BREAST IMPLANT PROMOTION PRACTICES

Background:

Promotion of plastic surgery services and other medical and cosmetic services is not well perceived by the mainstream medical community and by professional medical bodies. Third party health insurers are also weary of the practice and many have established special premium rates for new cosmetic implant users. Yet promotional activity by segments of the surgical community is taking place with increasing intensity. This has been an historical trend since the sixties and reached a crescendo in the late-eighties. With widespread adverse publicity from problems reported in the late eighties, promotion became less credible and implantations diminished. The breast implant debacle of the early-nineties further reduced the number of such procedures.

Following a comparatively quiescent period, public media-based promotion of plastic surgery, in particular breast augmentation, is once again in fashion with major promotional initiatives clearly visible in printed and electronics media. Much of it is of borderline ethics. Another part is disguised as 'medical news'.

Current Trends:

Since about 1994, promotional activity has been on the increase. As a result, implantation of new subjects has risen dramatically and, as expected, adverse reactions have followed. Paradoxically, products sold for breast augmentation have not improved. Some have actually diminished in quality. There is also a large segment of illegal importation of low quality products mainly from Brazil and Europe.

The promotion of breast augmentation is essential to the survival of the business, insofar as profitability increases rapidly with number of clients. Serialized surgery of the type which had taken place in the early and the mid-eighties, constitute some kind of an apex in the technology of rapid, low cost, short duration surgery for cosmetic purposes.

Media advertisements promote the activity with claims of nearly instantaneous results and minimal risk.
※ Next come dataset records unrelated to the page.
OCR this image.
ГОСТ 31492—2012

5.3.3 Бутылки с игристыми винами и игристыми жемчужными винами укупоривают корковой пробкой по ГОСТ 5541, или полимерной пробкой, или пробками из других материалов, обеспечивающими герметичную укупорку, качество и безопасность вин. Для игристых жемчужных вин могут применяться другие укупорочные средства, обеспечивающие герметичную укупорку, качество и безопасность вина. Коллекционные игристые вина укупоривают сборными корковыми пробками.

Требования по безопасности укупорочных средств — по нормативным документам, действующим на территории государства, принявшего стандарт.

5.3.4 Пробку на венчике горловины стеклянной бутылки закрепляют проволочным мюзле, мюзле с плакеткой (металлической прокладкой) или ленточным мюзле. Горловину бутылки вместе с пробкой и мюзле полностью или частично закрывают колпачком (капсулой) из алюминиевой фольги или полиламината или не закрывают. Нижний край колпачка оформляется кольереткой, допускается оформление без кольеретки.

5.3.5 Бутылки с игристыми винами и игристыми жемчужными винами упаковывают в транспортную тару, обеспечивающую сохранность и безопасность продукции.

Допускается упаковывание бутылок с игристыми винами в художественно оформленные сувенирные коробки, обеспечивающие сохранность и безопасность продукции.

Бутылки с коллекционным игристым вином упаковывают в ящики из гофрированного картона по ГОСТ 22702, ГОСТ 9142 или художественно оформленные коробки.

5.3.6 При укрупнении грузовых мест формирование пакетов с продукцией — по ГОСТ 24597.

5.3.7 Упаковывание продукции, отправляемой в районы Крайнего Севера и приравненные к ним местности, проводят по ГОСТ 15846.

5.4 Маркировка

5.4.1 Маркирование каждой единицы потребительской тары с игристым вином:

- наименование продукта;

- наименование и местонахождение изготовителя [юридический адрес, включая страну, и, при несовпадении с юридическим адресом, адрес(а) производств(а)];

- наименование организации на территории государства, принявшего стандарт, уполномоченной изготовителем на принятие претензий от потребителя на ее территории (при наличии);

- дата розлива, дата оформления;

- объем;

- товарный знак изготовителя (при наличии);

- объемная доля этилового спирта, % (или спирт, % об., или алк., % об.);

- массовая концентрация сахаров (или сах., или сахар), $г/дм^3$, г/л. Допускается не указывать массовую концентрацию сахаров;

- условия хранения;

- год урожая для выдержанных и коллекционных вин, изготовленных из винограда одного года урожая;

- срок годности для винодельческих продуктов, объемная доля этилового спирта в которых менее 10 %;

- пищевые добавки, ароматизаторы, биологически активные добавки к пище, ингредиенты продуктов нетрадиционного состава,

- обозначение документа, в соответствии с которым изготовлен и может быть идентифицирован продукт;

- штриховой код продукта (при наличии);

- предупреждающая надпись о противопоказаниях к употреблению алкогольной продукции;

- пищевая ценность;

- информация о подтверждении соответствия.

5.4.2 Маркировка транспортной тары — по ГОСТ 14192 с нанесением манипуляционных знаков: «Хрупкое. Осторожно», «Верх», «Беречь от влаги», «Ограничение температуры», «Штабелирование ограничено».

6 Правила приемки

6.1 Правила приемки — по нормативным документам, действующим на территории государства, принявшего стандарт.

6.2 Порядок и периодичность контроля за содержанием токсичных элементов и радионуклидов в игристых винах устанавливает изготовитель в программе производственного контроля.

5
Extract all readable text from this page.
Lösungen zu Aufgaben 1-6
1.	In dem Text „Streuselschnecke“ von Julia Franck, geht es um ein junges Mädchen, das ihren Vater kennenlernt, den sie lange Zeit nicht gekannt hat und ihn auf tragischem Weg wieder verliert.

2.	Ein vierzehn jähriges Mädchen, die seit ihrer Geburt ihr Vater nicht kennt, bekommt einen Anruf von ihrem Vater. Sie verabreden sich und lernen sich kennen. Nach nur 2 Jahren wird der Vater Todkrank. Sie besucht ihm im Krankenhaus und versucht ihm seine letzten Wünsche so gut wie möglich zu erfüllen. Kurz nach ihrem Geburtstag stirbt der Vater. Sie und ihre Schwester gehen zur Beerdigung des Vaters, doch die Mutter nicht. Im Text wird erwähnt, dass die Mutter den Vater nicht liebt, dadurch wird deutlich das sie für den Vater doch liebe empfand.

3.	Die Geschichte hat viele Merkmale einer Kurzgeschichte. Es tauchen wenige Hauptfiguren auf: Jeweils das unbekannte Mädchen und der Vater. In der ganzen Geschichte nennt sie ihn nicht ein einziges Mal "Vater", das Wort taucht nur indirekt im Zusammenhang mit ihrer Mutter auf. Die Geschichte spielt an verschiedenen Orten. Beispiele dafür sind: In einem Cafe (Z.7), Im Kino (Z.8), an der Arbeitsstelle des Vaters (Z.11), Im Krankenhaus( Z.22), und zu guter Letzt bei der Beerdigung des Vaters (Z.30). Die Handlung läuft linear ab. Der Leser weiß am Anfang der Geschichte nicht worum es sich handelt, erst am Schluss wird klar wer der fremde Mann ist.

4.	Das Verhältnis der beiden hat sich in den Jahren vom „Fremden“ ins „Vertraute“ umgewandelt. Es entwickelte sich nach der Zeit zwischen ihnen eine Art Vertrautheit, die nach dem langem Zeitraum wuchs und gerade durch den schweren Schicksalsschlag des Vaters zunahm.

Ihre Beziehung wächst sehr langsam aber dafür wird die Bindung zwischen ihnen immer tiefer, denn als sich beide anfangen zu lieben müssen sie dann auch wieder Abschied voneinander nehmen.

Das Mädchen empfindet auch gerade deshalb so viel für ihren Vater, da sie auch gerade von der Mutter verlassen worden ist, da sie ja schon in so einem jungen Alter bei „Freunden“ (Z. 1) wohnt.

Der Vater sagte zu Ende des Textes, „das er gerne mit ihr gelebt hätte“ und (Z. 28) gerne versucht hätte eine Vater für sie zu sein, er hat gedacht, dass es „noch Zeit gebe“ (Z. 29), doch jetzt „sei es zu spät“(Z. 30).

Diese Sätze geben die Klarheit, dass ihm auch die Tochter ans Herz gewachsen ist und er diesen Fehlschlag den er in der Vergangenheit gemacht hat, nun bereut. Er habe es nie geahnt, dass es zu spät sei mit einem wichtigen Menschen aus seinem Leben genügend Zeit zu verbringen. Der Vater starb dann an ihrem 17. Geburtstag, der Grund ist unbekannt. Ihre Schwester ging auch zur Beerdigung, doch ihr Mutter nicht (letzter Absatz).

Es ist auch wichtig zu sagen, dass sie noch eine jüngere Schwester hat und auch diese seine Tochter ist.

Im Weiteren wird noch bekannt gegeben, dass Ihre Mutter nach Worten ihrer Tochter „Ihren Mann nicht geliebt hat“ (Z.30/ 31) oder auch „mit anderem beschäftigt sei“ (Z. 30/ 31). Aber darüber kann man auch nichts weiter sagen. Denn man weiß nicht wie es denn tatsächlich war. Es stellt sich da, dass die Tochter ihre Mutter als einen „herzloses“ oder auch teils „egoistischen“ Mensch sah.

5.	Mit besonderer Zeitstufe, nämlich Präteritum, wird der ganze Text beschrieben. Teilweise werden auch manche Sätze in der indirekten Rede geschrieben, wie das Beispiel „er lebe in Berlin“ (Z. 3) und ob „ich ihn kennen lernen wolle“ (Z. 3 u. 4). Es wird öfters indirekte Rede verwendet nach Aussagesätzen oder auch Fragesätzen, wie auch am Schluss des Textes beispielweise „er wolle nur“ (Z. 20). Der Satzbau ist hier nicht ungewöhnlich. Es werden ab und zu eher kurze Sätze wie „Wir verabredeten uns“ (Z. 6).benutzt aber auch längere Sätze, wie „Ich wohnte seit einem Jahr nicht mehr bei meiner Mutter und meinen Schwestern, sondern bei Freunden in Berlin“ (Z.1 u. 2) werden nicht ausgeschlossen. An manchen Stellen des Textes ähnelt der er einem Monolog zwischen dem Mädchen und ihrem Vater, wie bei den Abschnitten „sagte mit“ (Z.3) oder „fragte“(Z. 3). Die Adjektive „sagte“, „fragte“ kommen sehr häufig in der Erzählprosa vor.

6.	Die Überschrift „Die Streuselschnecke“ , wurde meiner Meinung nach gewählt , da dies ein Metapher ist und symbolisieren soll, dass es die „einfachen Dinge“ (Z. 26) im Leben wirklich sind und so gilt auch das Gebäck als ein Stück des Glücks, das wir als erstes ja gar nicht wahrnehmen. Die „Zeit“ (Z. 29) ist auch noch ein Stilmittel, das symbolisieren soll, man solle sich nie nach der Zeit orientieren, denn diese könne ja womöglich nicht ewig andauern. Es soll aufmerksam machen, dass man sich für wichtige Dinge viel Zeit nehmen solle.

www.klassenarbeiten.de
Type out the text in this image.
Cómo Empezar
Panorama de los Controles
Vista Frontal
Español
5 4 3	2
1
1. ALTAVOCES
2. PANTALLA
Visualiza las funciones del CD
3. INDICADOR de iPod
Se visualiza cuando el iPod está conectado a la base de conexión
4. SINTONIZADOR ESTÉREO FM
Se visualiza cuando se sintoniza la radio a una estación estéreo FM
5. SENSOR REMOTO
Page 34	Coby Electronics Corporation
Saline implants and other devices filled with assorted substances which failed in the past are once again promoted as innovations of great merit. Programs and articles disguised as medical research news are also increasing and have served to disguise the promotion under a cover of research.

There is no research in breast augmentation. Such work has not been carried out since the seventies. Devices being promoted currently as innovations are virtually unchanged from the seventies.